Dwarf gallery

The Dwarf Gallery ( wrongly called also Zwerchgalerie ( = cross gallery), due to a faulty etymological derivation of Zwerch, an ancient form of side transverse) is a decorative element of the Romanesque architecture.

As a dwarf gallery is called an open arcade just below the base of the roof of a ( church ) building. It extends to parts of buildings, for example, an apse or entire building. At the Speyer Cathedral about a dwarf gallery moves to the entire nave. Although now primarily decorative function, it can also be walked.
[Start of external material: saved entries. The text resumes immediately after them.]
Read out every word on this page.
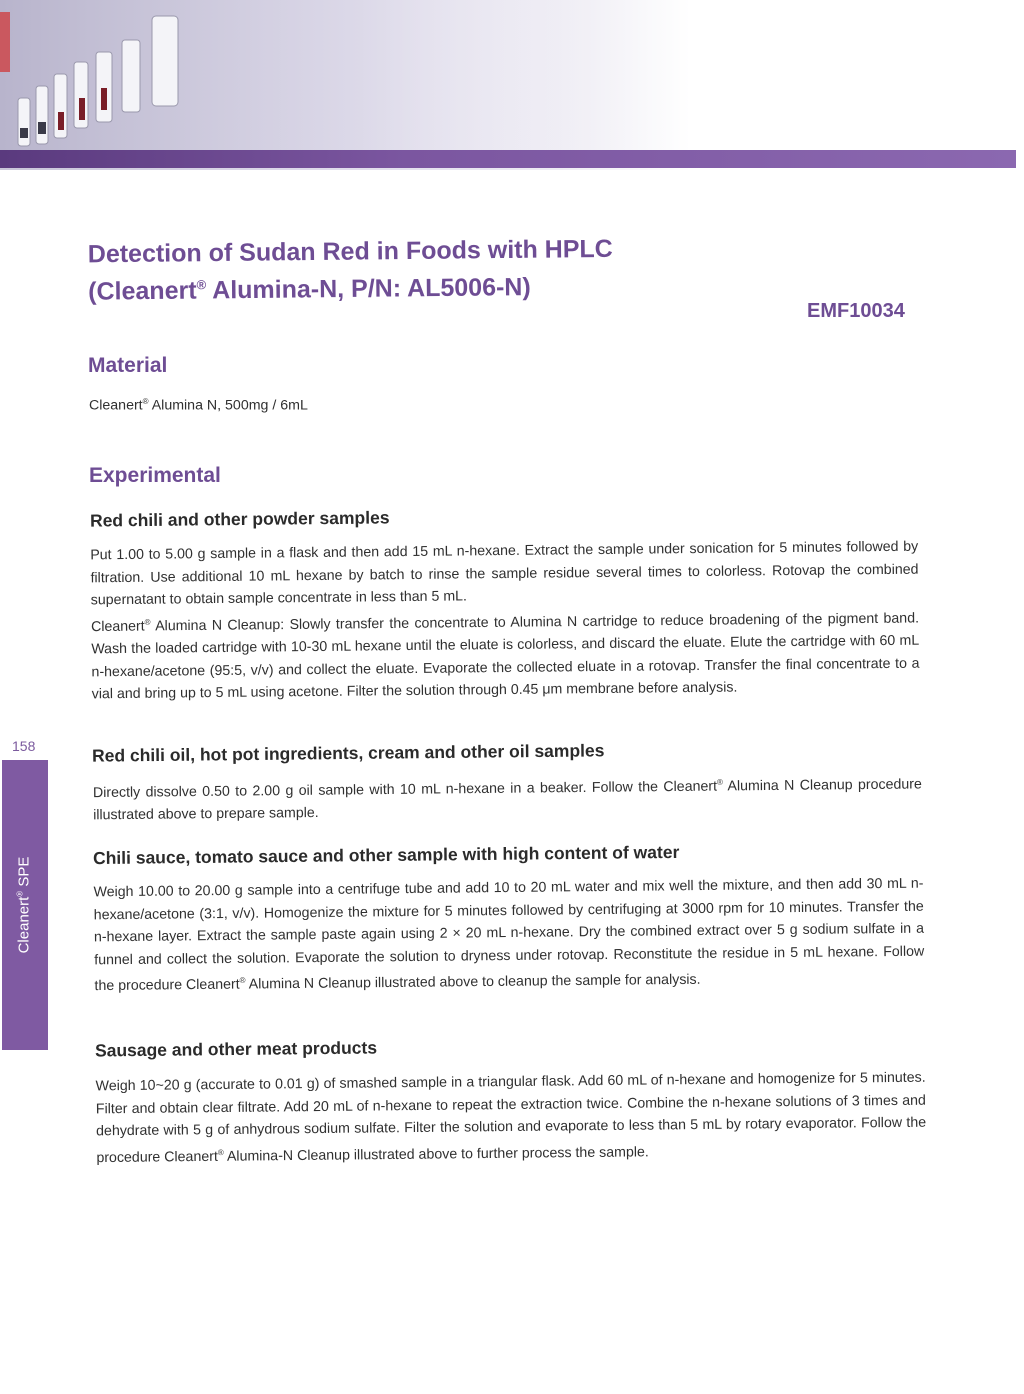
158
Cleanert® SPE
Detection of Sudan Red in Foods with HPLC
(Cleanert® Alumina-N, P/N: AL5006-N)
EMF10034
Material
Cleanert® Alumina N, 500mg / 6mL
Experimental
Red chili and other powder samples

Put 1.00 to 5.00 g sample in a flask and then add 15 mL n-hexane. Extract the sample under sonication for 5 minutes followed by filtration. Use additional 10 mL hexane by batch to rinse the sample residue several times to colorless. Rotovap the combined supernatant to obtain sample concentrate in less than 5 mL.

Cleanert® Alumina N Cleanup: Slowly transfer the concentrate to Alumina N cartridge to reduce broadening of the pigment band. Wash the loaded cartridge with 10-30 mL hexane until the eluate is colorless, and discard the eluate. Elute the cartridge with 60 mL n-hexane/acetone (95:5, v/v) and collect the eluate. Evaporate the collected eluate in a rotovap. Transfer the final concentrate to a vial and bring up to 5 mL using acetone. Filter the solution through 0.45 μm membrane before analysis.

Red chili oil, hot pot ingredients, cream and other oil samples

Directly dissolve 0.50 to 2.00 g oil sample with 10 mL n-hexane in a beaker. Follow the Cleanert® Alumina N Cleanup procedure illustrated above to prepare sample.

Chili sauce, tomato sauce and other sample with high content of water

Weigh 10.00 to 20.00 g sample into a centrifuge tube and add 10 to 20 mL water and mix well the mixture, and then add 30 mL n-hexane/acetone (3:1, v/v). Homogenize the mixture for 5 minutes followed by centrifuging at 3000 rpm for 10 minutes. Transfer the n-hexane layer. Extract the sample paste again using 2 × 20 mL n-hexane. Dry the combined extract over 5 g sodium sulfate in a funnel and collect the solution. Evaporate the solution to dryness under rotovap. Reconstitute the residue in 5 mL hexane. Follow the procedure Cleanert® Alumina N Cleanup illustrated above to cleanup the sample for analysis.

Sausage and other meat products

Weigh 10~20 g (accurate to 0.01 g) of smashed sample in a triangular flask. Add 60 mL of n-hexane and homogenize for 5 minutes. Filter and obtain clear filtrate. Add 20 mL of n-hexane to repeat the extraction twice. Combine the n-hexane solutions of 3 times and dehydrate with 5 g of anhydrous sodium sulfate. Filter the solution and evaporate to less than 5 mL by rotary evaporator. Follow the procedure Cleanert® Alumina-N Cleanup illustrated above to further process the sample.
The dwarf gallery met for the first time in 1050 on the west facade of the Trier Cathedral, and in 1100 at Speyer Cathedral as an element that runs around the entire building. It develop two variants: the Upper Rhine variant in which, as in Speyer the gangway of the gallery through many small cross- tons is arched, which rest on the pillars of the dwarf gallery. The Lower Rhine version that is used in the churches of Cologne, has a continuous longitudinal ton the other hand behind the gallery arcade. Often it is here connected to the disk frieze. Am Mainzer Dom occur remarkable example both types: the older eastern apse is decorated according to Speyer model with an upper Rhine, the late Romanesque west front with a lower Rhine dwarf gallery.

The dwarf gallery has been taken very quickly as a design element of an outer wall in the Central European architecture, especially in Germany ( Rhineland ) and in Northern and Central Italy - interestingly, not in France. There are churches whose facade consists almost exclusively of superimposed columns galleries, for example, in Tuscany in Arezzo, the Santa Maria della Pieve '. The famous Leaning Tower of Pisa has taken this principle and continued in a particularly decorative form.